By Johnny Wills email: firstname.lastname@example.org | Jan 11, 2013 07:59 PM EST
Security advisers are warning PC users to disable Java on their machines, following detection of another zero-day vulnerability that hackers are actively exploiting to attack computers.
Java is a computer language running on more than 850 million computers worldwide, allowing Web developers to design Web sites and applications accessible on any type of computer.
According to a report by ComputerWorld, hackers are actively using the Java exploits to install malicious programs in drive-by download attack on the computers of users who visit infected Web sites.
A French malware researcher, going by the moniker Kafeine, first reported the exploit which was later confirmed by security company AlienVault Labs. In a blog post on Jan. 10, Kafeine said that the latest version of Java is exploited on a Web site receiving "hundreds of thousands of hits daily".
"We can confirm that this is a new vulnerability.
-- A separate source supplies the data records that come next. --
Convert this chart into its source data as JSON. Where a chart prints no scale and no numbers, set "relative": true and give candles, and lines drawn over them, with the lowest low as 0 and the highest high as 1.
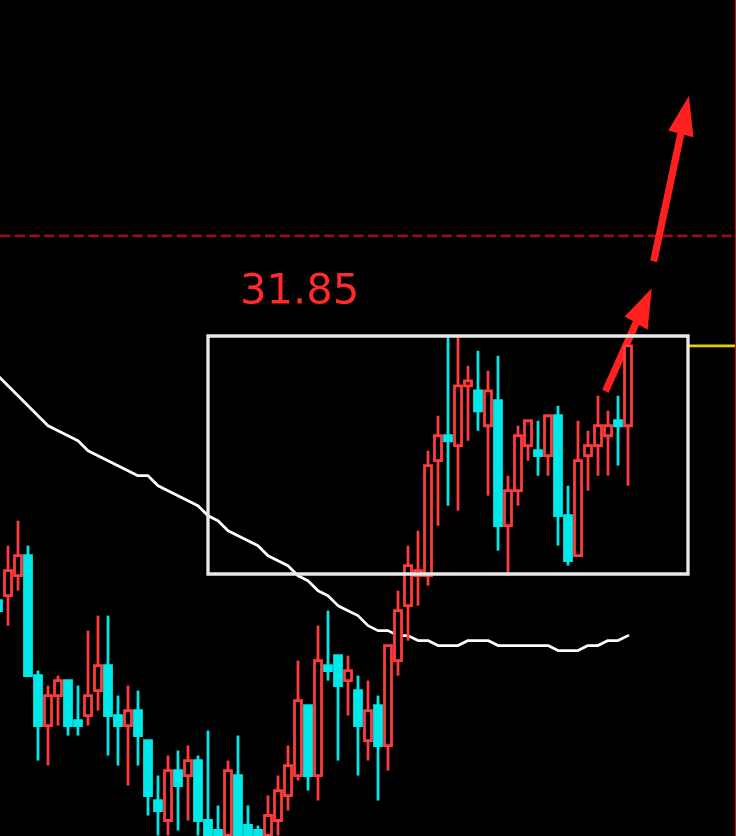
{
  "chart_data": {
    "type": "candlestick",
    "relative": true,
    "categories": [
      null,
      null,
      null,
      null,
      null,
      null,
      null,
      null,
      null,
      null,
      null,
      null,
      null,
      null,
      null,
      null,
      null,
      null,
      null,
      null,
      null,
      null,
      null,
      null,
      null,
      null,
      null,
      null,
      null,
      null,
      null,
      null,
      null,
      null,
      null,
      null,
      null,
      null,
      null,
      null,
      null,
      null,
      null,
      null,
      null,
      null,
      null,
      null,
      null,
      null,
      null,
      null,
      null,
      null,
      null,
      null,
      null,
      null,
      null,
      null,
      null,
      null,
      null,
      null
    ],
    "colors": [
      "#00e8e8",
      "#ff3b3b",
      "#ff3b3b",
      "#00e8e8",
      "#00e8e8",
      "#ff3b3b",
      "#ff3b3b",
      "#00e8e8",
      "#00e8e8",
      "#ff3b3b",
      "#ff3b3b",
      "#00e8e8",
      "#00e8e8",
      "#ff3b3b",
      "#00e8e8",
      "#00e8e8",
      "#00e8e8",
      "#ff3b3b",
      "#00e8e8",
      "#ff3b3b",
      "#00e8e8",
      "#00e8e8",
      "#00e8e8",
      "#ff3b3b",
      "#00e8e8",
      "#00e8e8",
      "#00e8e8",
      "#ff3b3b",
      "#ff3b3b",
      "#ff3b3b",
      "#ff3b3b",
      "#00e8e8",
      "#ff3b3b",
      "#00e8e8",
      "#00e8e8",
      "#ff3b3b",
      "#00e8e8",
      "#ff3b3b",
      "#00e8e8",
      "#ff3b3b",
      "#ff3b3b",
      "#ff3b3b",
      "#ff3b3b",
      "#ff3b3b",
      "#ff3b3b",
      "#00e8e8",
      "#ff3b3b",
      "#ff3b3b",
      "#00e8e8",
      "#ff3b3b",
      "#00e8e8",
      "#ff3b3b",
      "#ff3b3b",
      "#ff3b3b",
      "#00e8e8",
      "#ff3b3b",
      "#00e8e8",
      "#00e8e8",
      "#ff3b3b",
      "#ff3b3b",
      "#ff3b3b",
      "#ff3b3b",
      "#00e8e8",
      "#ff3b3b"
    ],
    "ohlc": [
      [
        0.47,
        0.48,
        0.44,
        0.45
      ],
      [
        0.48,
        0.58,
        0.42,
        0.53
      ],
      [
        0.52,
        0.63,
        0.49,
        0.56
      ],
      [
        0.56,
        0.58,
        0.32,
        0.32
      ],
      [
        0.32,
        0.33,
        0.15,
        0.22
      ],
      [
        0.22,
        0.3,
        0.14,
        0.28
      ],
      [
        0.28,
        0.32,
        0.22,
        0.31
      ],
      [
        0.31,
        0.31,
        0.2,
        0.22
      ],
      [
        0.23,
        0.3,
        0.2,
        0.22
      ],
      [
        0.24,
        0.41,
        0.22,
        0.28
      ],
      [
        0.29,
        0.44,
        0.25,
        0.34
      ],
      [
        0.34,
        0.44,
        0.16,
        0.24
      ],
      [
        0.24,
        0.28,
        0.14,
        0.22
      ],
      [
        0.22,
        0.3,
        0.1,
        0.25
      ],
      [
        0.25,
        0.29,
        0.14,
        0.2
      ],
      [
        0.19,
        0.19,
        0.04,
        0.08
      ],
      [
        0.07,
        0.12,
        0.0,
        0.05
      ],
      [
        0.03,
        0.16,
        0.0,
        0.13
      ],
      [
        0.13,
        0.17,
        0.01,
        0.1
      ],
      [
        0.12,
        0.18,
        0.03,
        0.15
      ],
      [
        0.15,
        0.16,
        0.0,
        0.03
      ],
      [
        0.03,
        0.21,
        0.0,
        0.0
      ],
      [
        0.01,
        0.06,
        0.0,
        0.0
      ],
      [
        0.0,
        0.15,
        0.0,
        0.13
      ],
      [
        0.12,
        0.2,
        0.0,
        0.0
      ],
      [
        0.02,
        0.06,
        0.0,
        0.0
      ],
      [
        0.01,
        0.02,
        0.0,
        0.0
      ],
      [
        0.0,
        0.08,
        0.0,
        0.04
      ],
      [
        0.03,
        0.12,
        0.0,
        0.09
      ],
      [
        0.08,
        0.18,
        0.05,
        0.14
      ],
      [
        0.12,
        0.35,
        0.11,
        0.27
      ],
      [
        0.26,
        0.26,
        0.09,
        0.12
      ],
      [
        0.12,
        0.42,
        0.07,
        0.35
      ],
      [
        0.34,
        0.45,
        0.31,
        0.33
      ],
      [
        0.36,
        0.36,
        0.15,
        0.3
      ],
      [
        0.31,
        0.36,
        0.24,
        0.33
      ],
      [
        0.29,
        0.32,
        0.12,
        0.22
      ],
      [
        0.19,
        0.31,
        0.15,
        0.25
      ],
      [
        0.26,
        0.28,
        0.07,
        0.18
      ],
      [
        0.18,
        0.38,
        0.13,
        0.38
      ],
      [
        0.35,
        0.49,
        0.32,
        0.45
      ],
      [
        0.46,
        0.58,
        0.39,
        0.54
      ],
      [
        0.52,
        0.61,
        0.46,
        0.53
      ],
      [
        0.52,
        0.77,
        0.5,
        0.74
      ],
      [
        0.75,
        0.84,
        0.62,
        0.8
      ],
      [
        0.8,
        1.0,
        0.66,
        0.79
      ],
      [
        0.78,
        1.0,
        0.65,
        0.9
      ],
      [
        0.9,
        0.94,
        0.79,
        0.91
      ],
      [
        0.89,
        0.97,
        0.81,
        0.85
      ],
      [
        0.82,
        0.93,
        0.68,
        0.89
      ],
      [
        0.87,
        0.96,
        0.57,
        0.62
      ],
      [
        0.62,
        0.72,
        0.52,
        0.69
      ],
      [
        0.69,
        0.82,
        0.66,
        0.8
      ],
      [
        0.78,
        0.83,
        0.75,
        0.83
      ],
      [
        0.77,
        0.83,
        0.72,
        0.76
      ],
      [
        0.76,
        0.84,
        0.72,
        0.84
      ],
      [
        0.84,
        0.86,
        0.58,
        0.64
      ],
      [
        0.64,
        0.7,
        0.54,
        0.55
      ],
      [
        0.56,
        0.83,
        0.56,
        0.75
      ],
      [
        0.76,
        0.81,
        0.69,
        0.78
      ],
      [
        0.78,
        0.88,
        0.72,
        0.82
      ],
      [
        0.8,
        0.85,
        0.72,
        0.82
      ],
      [
        0.83,
        0.88,
        0.74,
        0.82
      ],
      [
        0.82,
        0.98,
        0.7,
        0.98
      ]
    ],
    "series": [
      {
        "type": "line",
        "color": "#ffffff",
        "values": [
          0.92,
          0.9,
          0.88,
          0.86,
          0.84,
          0.82,
          0.81,
          0.8,
          0.79,
          0.77,
          0.76,
          0.75,
          0.74,
          0.73,
          0.72,
          0.72,
          0.7,
          0.69,
          0.68,
          0.67,
          0.66,
          0.64,
          0.63,
          0.61,
          0.6,
          0.59,
          0.58,
          0.56,
          0.55,
          0.54,
          0.52,
          0.51,
          0.49,
          0.48,
          0.46,
          0.45,
          0.44,
          0.42,
          0.41,
          0.41,
          0.4,
          0.4,
          0.39,
          0.39,
          0.38,
          0.38,
          0.38,
          0.39,
          0.39,
          0.39,
          0.38,
          0.38,
          0.38,
          0.38,
          0.38,
          0.38,
          0.37,
          0.37,
          0.37,
          0.38,
          0.38,
          0.39,
          0.39,
          0.4
        ]
      }
    ],
    "ref_lines": [
      {
        "axis": "y",
        "value": 1.2,
        "color": "#9a1010",
        "line_style": "dashed"
      }
    ],
    "annotations": [
      "31.85"
    ]
  }
}
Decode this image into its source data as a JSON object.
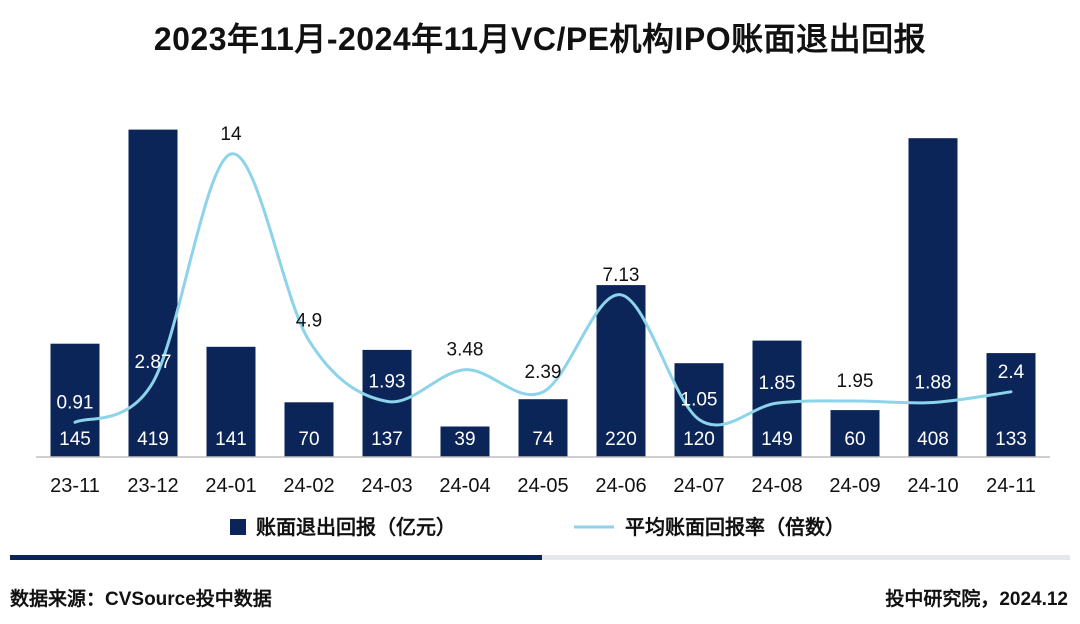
{
  "title": "2023年11月-2024年11月VC/PE机构IPO账面退出回报",
  "footer": {
    "source": "数据来源：CVSource投中数据",
    "credit": "投中研究院，2024.12"
  },
  "colors": {
    "bar": "#0B2559",
    "line": "#8DD3EA",
    "accent_dark": "#0B2559",
    "accent_light": "#E4E7EC"
  },
  "chart_data": {
    "type": "bar",
    "title": "2023年11月-2024年11月VC/PE机构IPO账面退出回报",
    "categories": [
      "23-11",
      "23-12",
      "24-01",
      "24-02",
      "24-03",
      "24-04",
      "24-05",
      "24-06",
      "24-07",
      "24-08",
      "24-09",
      "24-10",
      "24-11"
    ],
    "series": [
      {
        "name": "账面退出回报（亿元）",
        "type": "bar",
        "axis": "left",
        "values": [
          145,
          419,
          141,
          70,
          137,
          39,
          74,
          220,
          120,
          149,
          60,
          408,
          133
        ],
        "labels": [
          "145",
          "419",
          "141",
          "70",
          "137",
          "39",
          "74",
          "220",
          "120",
          "149",
          "60",
          "408",
          "133"
        ]
      },
      {
        "name": "平均账面回报率（倍数）",
        "type": "line",
        "smooth": true,
        "axis": "right",
        "values": [
          0.91,
          2.87,
          14,
          4.9,
          1.93,
          3.48,
          2.39,
          7.13,
          1.05,
          1.85,
          1.95,
          1.88,
          2.4
        ],
        "labels": [
          "0.91",
          "2.87",
          "14",
          "4.9",
          "1.93",
          "3.48",
          "2.39",
          "7.13",
          "1.05",
          "1.85",
          "1.95",
          "1.88",
          "2.4"
        ]
      }
    ],
    "ylim_left": [
      0,
      430
    ],
    "ylim_right": [
      0,
      16
    ],
    "grid": false,
    "legend_position": "bottom"
  }
}
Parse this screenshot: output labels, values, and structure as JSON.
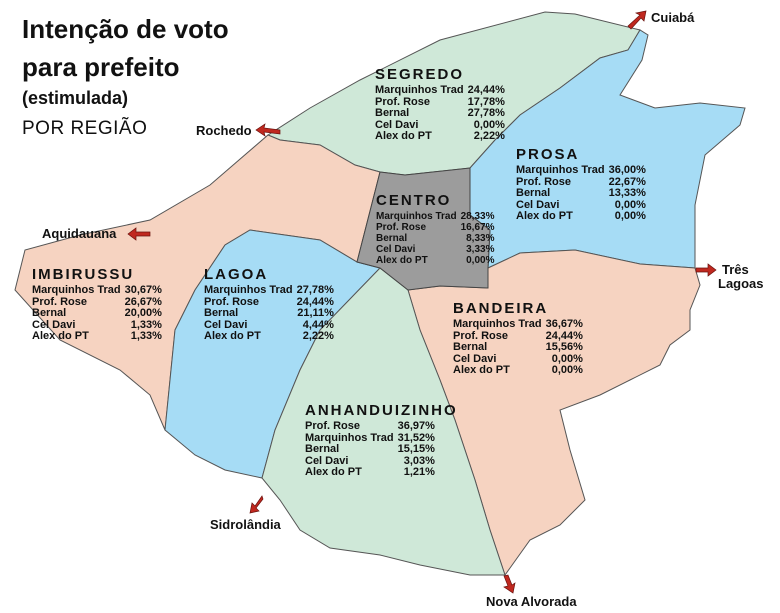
{
  "title": {
    "line1": "Intenção de voto",
    "line2": "para prefeito",
    "line3": "(estimulada)",
    "line4": "POR REGIÃO"
  },
  "colors": {
    "green": "#cfe8d8",
    "blue": "#a6dcf5",
    "peach": "#f6d3c1",
    "gray": "#9c9c9c",
    "arrow": "#c0281f"
  },
  "cities": {
    "cuiaba": "Cuiabá",
    "rochedo": "Rochedo",
    "aquidauana": "Aquidauana",
    "tres_lagoas_1": "Três",
    "tres_lagoas_2": "Lagoas",
    "sidrolandia": "Sidrolândia",
    "nova_alvorada": "Nova Alvorada"
  },
  "regions": {
    "segredo": {
      "name": "SEGREDO",
      "rows": [
        {
          "label": "Marquinhos Trad",
          "value": "24,44%"
        },
        {
          "label": "Prof. Rose",
          "value": "17,78%"
        },
        {
          "label": "Bernal",
          "value": "27,78%"
        },
        {
          "label": "Cel Davi",
          "value": "0,00%"
        },
        {
          "label": "Alex do PT",
          "value": "2,22%"
        }
      ]
    },
    "prosa": {
      "name": "PROSA",
      "rows": [
        {
          "label": "Marquinhos Trad",
          "value": "36,00%"
        },
        {
          "label": "Prof. Rose",
          "value": "22,67%"
        },
        {
          "label": "Bernal",
          "value": "13,33%"
        },
        {
          "label": "Cel Davi",
          "value": "0,00%"
        },
        {
          "label": "Alex do PT",
          "value": "0,00%"
        }
      ]
    },
    "centro": {
      "name": "CENTRO",
      "rows": [
        {
          "label": "Marquinhos Trad",
          "value": "28,33%"
        },
        {
          "label": "Prof. Rose",
          "value": "16,67%"
        },
        {
          "label": "Bernal",
          "value": "8,33%"
        },
        {
          "label": "Cel Davi",
          "value": "3,33%"
        },
        {
          "label": "Alex do PT",
          "value": "0,00%"
        }
      ]
    },
    "imbirussu": {
      "name": "IMBIRUSSU",
      "rows": [
        {
          "label": "Marquinhos Trad",
          "value": "30,67%"
        },
        {
          "label": "Prof. Rose",
          "value": "26,67%"
        },
        {
          "label": "Bernal",
          "value": "20,00%"
        },
        {
          "label": "Cel Davi",
          "value": "1,33%"
        },
        {
          "label": "Alex do PT",
          "value": "1,33%"
        }
      ]
    },
    "lagoa": {
      "name": "LAGOA",
      "rows": [
        {
          "label": "Marquinhos Trad",
          "value": "27,78%"
        },
        {
          "label": "Prof. Rose",
          "value": "24,44%"
        },
        {
          "label": "Bernal",
          "value": "21,11%"
        },
        {
          "label": "Cel Davi",
          "value": "4,44%"
        },
        {
          "label": "Alex do PT",
          "value": "2,22%"
        }
      ]
    },
    "bandeira": {
      "name": "BANDEIRA",
      "rows": [
        {
          "label": "Marquinhos Trad",
          "value": "36,67%"
        },
        {
          "label": "Prof. Rose",
          "value": "24,44%"
        },
        {
          "label": "Bernal",
          "value": "15,56%"
        },
        {
          "label": "Cel Davi",
          "value": "0,00%"
        },
        {
          "label": "Alex do PT",
          "value": "0,00%"
        }
      ]
    },
    "anhanduizinho": {
      "name": "ANHANDUIZINHO",
      "rows": [
        {
          "label": "Prof. Rose",
          "value": "36,97%"
        },
        {
          "label": "Marquinhos Trad",
          "value": "31,52%"
        },
        {
          "label": "Bernal",
          "value": "15,15%"
        },
        {
          "label": "Cel Davi",
          "value": "3,03%"
        },
        {
          "label": "Alex do PT",
          "value": "1,21%"
        }
      ]
    }
  }
}
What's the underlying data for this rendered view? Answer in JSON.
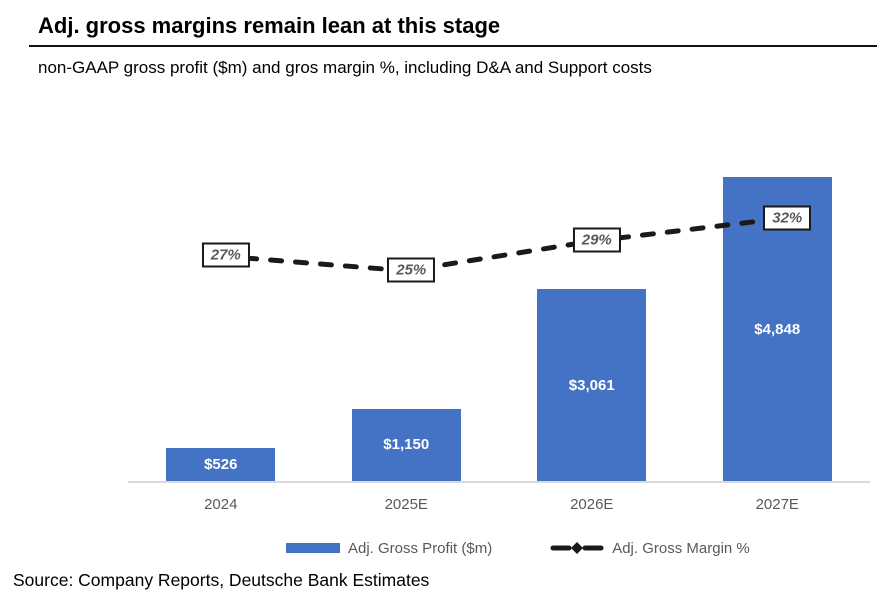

We reproduced the exploitation mechanism on Java 1.7 Update 9 and Update 10. Other versions may be vulnerable as well, we're currently analyzing whether other older updates are vulnerable," said Bogdan Botezatu, a senior e-threat analyst at antivirus vendor Bitdefender, in an e-mail to ComputerWorld.
Bitdefender researchers traced the attacks back to Jan. 7. However, some other researchers claim that the attacks started on either Jan. 2 or Jan. 3.
Security experts warned that the risk is high as developers of popular exploit toolkits, such as Blackhole Exploit kit and Redkit, have added the exploit. The exploit toolkits are widely used by hackers to exploit flaws.
"Java is a mess. It's not secure. You have to disable it," said Jaime Blasco, Labs Manager with AlienVault Labs.
Many security experts recommended disabling Java on computer machines. Disabling the popular software could make some Web sites and Web applications inaccessible to users. However, no security update is available at the moment and disabling Java seems to the best option, until a patch arrives.